Security of contactless payments and how to set up NFC?

How does NFC work?

Attaching a smartphone to the machine to pay for goods is much more comfortable when compared with carrying a couple of credit cards in your pocket.

The technology of NFC (Near Field Communication or Short Distance Communication) is based on the interconnection of 2 coils of electromagnetic type, one of which is in the smartphone, and the other, respectively, in the machine. To start the relationship, both devices must be located at a distance of no more than 5 cm from each other.

How to enable NFC? How to find out if there is a module on a smartphone?

Everything is pretty easy. To understand if there is an NFC module on the user’s Android phone or tablet and activate it, the user needs to go to “Configuration” – “Wireless Communications” – “NFC”.

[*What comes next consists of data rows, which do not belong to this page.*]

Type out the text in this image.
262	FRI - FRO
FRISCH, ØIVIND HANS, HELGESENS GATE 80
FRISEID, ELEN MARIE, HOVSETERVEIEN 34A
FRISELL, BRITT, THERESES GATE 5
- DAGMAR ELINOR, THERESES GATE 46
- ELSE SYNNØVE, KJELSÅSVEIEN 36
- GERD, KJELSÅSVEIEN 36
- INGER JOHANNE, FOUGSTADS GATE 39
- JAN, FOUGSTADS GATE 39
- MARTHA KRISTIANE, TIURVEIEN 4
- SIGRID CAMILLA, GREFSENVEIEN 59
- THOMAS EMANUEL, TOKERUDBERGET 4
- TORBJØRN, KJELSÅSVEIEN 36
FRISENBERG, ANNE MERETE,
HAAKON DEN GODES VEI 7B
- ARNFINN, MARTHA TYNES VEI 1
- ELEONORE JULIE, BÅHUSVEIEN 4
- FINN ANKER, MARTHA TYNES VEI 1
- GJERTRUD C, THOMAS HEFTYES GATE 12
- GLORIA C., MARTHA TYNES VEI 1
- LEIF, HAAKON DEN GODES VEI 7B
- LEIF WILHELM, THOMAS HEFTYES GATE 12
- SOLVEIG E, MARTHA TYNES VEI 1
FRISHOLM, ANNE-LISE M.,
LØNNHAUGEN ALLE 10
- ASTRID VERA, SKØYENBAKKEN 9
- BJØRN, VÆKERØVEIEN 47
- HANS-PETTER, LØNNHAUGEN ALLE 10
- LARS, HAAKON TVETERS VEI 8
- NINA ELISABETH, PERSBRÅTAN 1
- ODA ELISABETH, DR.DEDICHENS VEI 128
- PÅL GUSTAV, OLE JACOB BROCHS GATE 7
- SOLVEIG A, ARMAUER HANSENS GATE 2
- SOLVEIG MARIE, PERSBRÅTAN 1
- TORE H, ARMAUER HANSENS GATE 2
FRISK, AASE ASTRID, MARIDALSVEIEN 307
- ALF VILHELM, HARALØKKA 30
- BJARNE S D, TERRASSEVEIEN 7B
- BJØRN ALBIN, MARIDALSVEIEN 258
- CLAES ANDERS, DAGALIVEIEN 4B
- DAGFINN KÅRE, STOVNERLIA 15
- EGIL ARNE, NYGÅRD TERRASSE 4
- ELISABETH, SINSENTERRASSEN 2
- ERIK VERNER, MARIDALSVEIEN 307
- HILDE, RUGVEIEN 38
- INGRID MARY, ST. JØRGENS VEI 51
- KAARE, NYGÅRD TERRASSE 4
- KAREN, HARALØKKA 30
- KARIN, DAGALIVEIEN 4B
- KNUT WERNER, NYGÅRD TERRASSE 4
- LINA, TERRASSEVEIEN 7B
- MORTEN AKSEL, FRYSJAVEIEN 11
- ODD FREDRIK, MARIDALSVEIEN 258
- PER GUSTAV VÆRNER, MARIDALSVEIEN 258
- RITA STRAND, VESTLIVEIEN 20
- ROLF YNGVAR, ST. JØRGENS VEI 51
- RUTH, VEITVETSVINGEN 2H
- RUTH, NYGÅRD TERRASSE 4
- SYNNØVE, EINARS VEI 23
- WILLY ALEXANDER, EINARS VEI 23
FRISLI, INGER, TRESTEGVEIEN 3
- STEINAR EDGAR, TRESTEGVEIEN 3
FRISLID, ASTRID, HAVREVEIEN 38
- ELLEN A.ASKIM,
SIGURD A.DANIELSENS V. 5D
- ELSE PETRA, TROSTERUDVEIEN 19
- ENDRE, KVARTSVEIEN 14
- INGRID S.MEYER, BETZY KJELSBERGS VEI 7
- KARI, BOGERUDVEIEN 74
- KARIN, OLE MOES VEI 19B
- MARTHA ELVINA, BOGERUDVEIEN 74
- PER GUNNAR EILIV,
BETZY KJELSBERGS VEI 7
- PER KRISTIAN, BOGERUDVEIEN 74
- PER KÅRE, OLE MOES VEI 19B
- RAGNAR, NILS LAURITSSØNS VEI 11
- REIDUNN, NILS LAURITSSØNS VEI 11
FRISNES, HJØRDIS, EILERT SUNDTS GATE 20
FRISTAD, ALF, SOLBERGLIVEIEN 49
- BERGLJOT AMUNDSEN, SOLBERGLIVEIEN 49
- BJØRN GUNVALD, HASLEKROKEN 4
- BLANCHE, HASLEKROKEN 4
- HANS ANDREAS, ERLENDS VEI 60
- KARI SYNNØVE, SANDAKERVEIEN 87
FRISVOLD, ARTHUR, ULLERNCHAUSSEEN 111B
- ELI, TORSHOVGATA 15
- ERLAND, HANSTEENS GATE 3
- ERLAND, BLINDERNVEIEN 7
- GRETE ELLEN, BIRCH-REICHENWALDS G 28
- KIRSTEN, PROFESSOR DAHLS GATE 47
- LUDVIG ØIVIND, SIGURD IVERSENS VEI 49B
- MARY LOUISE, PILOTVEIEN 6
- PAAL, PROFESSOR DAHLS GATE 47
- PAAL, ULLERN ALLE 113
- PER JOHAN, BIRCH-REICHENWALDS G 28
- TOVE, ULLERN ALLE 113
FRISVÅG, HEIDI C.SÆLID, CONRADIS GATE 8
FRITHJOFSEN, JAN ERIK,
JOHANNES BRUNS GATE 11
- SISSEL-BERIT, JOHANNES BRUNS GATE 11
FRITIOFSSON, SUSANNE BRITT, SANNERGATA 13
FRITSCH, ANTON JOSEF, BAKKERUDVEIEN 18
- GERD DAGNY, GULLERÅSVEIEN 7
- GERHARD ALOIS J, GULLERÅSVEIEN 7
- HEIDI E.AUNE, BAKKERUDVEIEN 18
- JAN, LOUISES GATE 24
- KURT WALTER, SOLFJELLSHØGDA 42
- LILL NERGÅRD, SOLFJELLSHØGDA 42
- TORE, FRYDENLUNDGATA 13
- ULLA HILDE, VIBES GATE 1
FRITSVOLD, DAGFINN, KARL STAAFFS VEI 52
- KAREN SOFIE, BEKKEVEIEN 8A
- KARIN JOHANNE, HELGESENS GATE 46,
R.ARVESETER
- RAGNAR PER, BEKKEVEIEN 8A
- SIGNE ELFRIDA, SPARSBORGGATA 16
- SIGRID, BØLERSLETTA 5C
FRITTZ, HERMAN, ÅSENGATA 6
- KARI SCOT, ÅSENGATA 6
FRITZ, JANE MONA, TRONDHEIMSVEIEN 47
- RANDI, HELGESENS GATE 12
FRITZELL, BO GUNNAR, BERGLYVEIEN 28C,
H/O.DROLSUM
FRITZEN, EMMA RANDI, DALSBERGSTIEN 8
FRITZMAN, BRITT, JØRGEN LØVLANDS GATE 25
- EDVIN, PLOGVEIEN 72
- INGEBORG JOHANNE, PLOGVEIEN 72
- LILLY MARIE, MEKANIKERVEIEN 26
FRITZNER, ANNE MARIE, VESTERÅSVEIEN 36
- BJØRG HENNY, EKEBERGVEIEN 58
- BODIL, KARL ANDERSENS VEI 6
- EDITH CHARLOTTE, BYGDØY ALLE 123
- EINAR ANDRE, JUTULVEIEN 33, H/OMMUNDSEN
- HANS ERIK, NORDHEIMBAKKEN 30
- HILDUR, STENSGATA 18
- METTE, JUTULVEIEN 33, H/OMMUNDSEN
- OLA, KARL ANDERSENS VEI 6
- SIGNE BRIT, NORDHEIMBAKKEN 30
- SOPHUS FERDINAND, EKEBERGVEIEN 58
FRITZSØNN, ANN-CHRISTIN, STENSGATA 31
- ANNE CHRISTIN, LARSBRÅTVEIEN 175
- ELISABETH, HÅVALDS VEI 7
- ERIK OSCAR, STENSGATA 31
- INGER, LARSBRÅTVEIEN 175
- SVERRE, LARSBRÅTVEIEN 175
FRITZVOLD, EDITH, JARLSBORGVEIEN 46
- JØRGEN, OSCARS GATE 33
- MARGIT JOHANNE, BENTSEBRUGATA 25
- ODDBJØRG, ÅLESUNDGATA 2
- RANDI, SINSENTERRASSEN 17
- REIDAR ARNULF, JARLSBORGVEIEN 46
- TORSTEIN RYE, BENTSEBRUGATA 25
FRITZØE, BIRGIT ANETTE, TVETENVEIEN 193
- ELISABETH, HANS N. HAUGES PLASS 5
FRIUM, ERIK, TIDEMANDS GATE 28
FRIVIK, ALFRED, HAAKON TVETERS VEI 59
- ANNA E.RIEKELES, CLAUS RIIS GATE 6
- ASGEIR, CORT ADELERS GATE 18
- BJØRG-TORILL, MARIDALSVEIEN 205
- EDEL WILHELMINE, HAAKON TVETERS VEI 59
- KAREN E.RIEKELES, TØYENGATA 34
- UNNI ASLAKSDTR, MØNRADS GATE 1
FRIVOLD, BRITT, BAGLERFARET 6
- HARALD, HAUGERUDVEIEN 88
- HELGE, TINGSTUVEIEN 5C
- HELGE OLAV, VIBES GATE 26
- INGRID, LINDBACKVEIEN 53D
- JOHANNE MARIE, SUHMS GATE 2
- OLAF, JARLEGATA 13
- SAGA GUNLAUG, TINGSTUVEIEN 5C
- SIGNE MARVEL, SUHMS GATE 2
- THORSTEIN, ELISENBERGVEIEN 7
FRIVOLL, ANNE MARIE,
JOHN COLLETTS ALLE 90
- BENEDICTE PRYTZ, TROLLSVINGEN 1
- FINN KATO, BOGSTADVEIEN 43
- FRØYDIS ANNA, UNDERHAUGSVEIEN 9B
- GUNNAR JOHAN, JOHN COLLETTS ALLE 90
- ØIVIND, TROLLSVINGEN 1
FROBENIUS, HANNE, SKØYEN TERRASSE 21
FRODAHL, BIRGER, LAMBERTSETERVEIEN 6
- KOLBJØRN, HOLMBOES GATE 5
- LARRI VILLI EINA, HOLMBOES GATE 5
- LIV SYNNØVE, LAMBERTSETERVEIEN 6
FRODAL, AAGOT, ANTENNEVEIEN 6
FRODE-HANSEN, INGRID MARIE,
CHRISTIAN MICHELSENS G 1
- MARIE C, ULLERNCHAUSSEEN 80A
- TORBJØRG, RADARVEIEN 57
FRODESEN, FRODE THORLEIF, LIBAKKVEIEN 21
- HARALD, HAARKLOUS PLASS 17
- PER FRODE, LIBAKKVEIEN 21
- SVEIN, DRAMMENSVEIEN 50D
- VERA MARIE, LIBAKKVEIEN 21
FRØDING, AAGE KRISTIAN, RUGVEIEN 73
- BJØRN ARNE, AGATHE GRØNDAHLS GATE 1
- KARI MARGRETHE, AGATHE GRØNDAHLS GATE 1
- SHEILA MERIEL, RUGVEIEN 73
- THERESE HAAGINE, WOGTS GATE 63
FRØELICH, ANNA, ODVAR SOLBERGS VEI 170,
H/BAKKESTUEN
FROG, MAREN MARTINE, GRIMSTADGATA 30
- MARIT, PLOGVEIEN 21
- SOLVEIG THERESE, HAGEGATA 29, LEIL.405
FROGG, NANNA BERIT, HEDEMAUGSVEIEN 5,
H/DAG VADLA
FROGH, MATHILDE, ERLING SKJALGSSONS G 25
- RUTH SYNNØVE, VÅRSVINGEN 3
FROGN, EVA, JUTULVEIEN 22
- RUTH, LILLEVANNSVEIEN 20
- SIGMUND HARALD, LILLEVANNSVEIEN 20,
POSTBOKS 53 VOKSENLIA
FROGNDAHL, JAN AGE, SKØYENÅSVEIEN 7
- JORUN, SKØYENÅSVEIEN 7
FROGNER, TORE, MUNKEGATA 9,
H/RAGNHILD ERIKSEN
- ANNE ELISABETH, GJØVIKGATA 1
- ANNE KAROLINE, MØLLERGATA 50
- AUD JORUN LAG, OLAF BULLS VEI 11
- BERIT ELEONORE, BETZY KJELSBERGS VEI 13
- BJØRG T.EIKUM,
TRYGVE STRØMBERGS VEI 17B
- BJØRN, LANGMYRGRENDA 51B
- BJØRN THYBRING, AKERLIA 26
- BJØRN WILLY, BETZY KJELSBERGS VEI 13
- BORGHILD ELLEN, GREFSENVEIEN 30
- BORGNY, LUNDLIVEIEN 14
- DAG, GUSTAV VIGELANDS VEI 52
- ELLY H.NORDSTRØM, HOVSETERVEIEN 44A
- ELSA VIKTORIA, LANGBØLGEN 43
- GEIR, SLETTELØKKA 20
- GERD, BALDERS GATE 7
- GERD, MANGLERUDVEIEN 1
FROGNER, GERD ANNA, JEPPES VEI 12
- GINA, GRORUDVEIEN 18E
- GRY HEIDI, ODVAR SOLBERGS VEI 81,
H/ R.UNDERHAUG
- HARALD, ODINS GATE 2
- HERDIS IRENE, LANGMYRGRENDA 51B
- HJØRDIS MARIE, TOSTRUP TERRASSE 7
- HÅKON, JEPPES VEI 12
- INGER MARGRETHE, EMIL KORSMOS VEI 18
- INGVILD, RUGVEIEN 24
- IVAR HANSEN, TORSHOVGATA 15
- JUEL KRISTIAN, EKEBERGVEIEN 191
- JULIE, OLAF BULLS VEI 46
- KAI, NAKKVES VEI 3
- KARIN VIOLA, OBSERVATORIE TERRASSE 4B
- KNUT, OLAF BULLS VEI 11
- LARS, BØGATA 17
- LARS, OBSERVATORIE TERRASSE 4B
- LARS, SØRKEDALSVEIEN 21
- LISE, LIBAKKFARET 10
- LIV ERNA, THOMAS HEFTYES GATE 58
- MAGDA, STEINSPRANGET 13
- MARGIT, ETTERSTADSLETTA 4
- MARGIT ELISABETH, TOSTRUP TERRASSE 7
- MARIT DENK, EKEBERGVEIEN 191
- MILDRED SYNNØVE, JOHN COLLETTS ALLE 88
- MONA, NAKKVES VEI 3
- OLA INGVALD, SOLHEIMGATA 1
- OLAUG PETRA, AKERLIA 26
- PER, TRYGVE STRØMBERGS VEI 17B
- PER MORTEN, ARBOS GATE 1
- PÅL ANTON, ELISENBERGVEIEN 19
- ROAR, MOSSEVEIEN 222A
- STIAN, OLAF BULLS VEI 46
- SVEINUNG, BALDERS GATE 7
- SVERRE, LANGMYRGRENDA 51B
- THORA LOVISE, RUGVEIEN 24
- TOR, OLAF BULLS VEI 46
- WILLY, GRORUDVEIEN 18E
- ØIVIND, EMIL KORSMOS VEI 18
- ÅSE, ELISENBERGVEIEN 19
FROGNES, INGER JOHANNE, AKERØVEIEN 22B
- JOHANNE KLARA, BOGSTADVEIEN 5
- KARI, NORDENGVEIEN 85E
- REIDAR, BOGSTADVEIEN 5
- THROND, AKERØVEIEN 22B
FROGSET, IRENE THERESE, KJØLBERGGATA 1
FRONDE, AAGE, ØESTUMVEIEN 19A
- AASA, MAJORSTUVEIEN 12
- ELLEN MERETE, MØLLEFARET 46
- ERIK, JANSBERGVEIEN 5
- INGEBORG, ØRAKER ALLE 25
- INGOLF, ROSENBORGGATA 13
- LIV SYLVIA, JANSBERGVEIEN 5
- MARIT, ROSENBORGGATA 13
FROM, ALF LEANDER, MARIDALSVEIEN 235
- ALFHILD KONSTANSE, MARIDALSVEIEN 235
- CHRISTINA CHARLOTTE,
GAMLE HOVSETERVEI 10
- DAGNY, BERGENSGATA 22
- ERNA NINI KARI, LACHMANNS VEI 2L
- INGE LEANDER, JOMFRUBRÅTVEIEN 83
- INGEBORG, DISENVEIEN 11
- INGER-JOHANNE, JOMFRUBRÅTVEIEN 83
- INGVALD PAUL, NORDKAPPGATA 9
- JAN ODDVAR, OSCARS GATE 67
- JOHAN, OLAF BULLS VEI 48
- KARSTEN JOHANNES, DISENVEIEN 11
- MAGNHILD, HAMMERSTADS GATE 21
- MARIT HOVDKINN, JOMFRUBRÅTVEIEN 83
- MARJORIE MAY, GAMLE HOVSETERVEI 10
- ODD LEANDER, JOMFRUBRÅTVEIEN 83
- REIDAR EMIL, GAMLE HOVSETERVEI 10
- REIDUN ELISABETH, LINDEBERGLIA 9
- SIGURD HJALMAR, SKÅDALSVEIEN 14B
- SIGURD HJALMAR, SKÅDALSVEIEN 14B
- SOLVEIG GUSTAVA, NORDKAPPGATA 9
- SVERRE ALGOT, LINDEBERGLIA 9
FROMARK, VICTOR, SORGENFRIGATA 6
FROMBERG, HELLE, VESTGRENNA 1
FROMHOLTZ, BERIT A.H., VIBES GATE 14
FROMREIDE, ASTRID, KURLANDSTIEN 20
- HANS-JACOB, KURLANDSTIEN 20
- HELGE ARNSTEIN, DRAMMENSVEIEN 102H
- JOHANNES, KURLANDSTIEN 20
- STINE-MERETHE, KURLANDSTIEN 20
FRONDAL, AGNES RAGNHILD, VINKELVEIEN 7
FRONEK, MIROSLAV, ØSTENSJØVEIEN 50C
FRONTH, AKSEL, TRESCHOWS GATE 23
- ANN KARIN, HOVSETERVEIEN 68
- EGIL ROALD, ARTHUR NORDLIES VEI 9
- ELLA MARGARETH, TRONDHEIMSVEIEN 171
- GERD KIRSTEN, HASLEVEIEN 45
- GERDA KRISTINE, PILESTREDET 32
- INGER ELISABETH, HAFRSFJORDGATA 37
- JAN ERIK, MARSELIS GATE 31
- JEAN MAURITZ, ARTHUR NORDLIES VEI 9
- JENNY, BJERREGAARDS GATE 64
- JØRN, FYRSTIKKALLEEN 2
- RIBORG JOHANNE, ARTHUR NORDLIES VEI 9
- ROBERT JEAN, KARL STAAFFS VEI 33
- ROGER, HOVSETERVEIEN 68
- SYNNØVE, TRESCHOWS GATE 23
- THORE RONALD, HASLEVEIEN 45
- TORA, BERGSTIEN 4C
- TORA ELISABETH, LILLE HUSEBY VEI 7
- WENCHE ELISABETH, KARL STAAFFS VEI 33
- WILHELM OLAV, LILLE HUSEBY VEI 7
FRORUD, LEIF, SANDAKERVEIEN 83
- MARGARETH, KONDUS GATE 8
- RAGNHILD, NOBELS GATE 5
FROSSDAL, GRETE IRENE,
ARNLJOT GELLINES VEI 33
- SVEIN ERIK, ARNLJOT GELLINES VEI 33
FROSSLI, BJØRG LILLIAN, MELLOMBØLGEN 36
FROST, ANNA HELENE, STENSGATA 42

If a user has a bad habit everywhere and constantly forgets his own credit card, then in this situation, if his gadget is equipped with an NFC module, he is given the opportunity to make his own phone a real credit card. This is done as follows:

• First, you need a credit card that supports paypass technology;
• It is necessary to install on the smartphone the program (client) of the user bank in which the card was made;
• Open the installed program, find the option that is responsible for NFC, and select it. After that, you need to put a credit card to the back of the phone or tablet so that it is considered;
• Following a successful reading, the user will be sent a password consisting of 4 numbers by SMS, which should be saved. This PIN will need to be entered when the user makes a payment using a phone or tablet.

The developers of the module claim that its use is safe because:

1. The user must always enter the PIN code before buying something.
2. The NFC operating range of the microprocessor is only 10 cm (even less in reality).

Method 2: NFC Tags

A typical situation: a person woke up, ate breakfast, looked at the stock in the refrigerator and opened the “Buy a Baton” or “Google Keep” program to add what needs to be bought to the list. After that, he leaves the apartment and turns on the mobile network, gets into the car and activates the GPS, Bluetooth, in order to safely get to the place of work. There, he switches the smartphone to vibrate mode and opens Evernote.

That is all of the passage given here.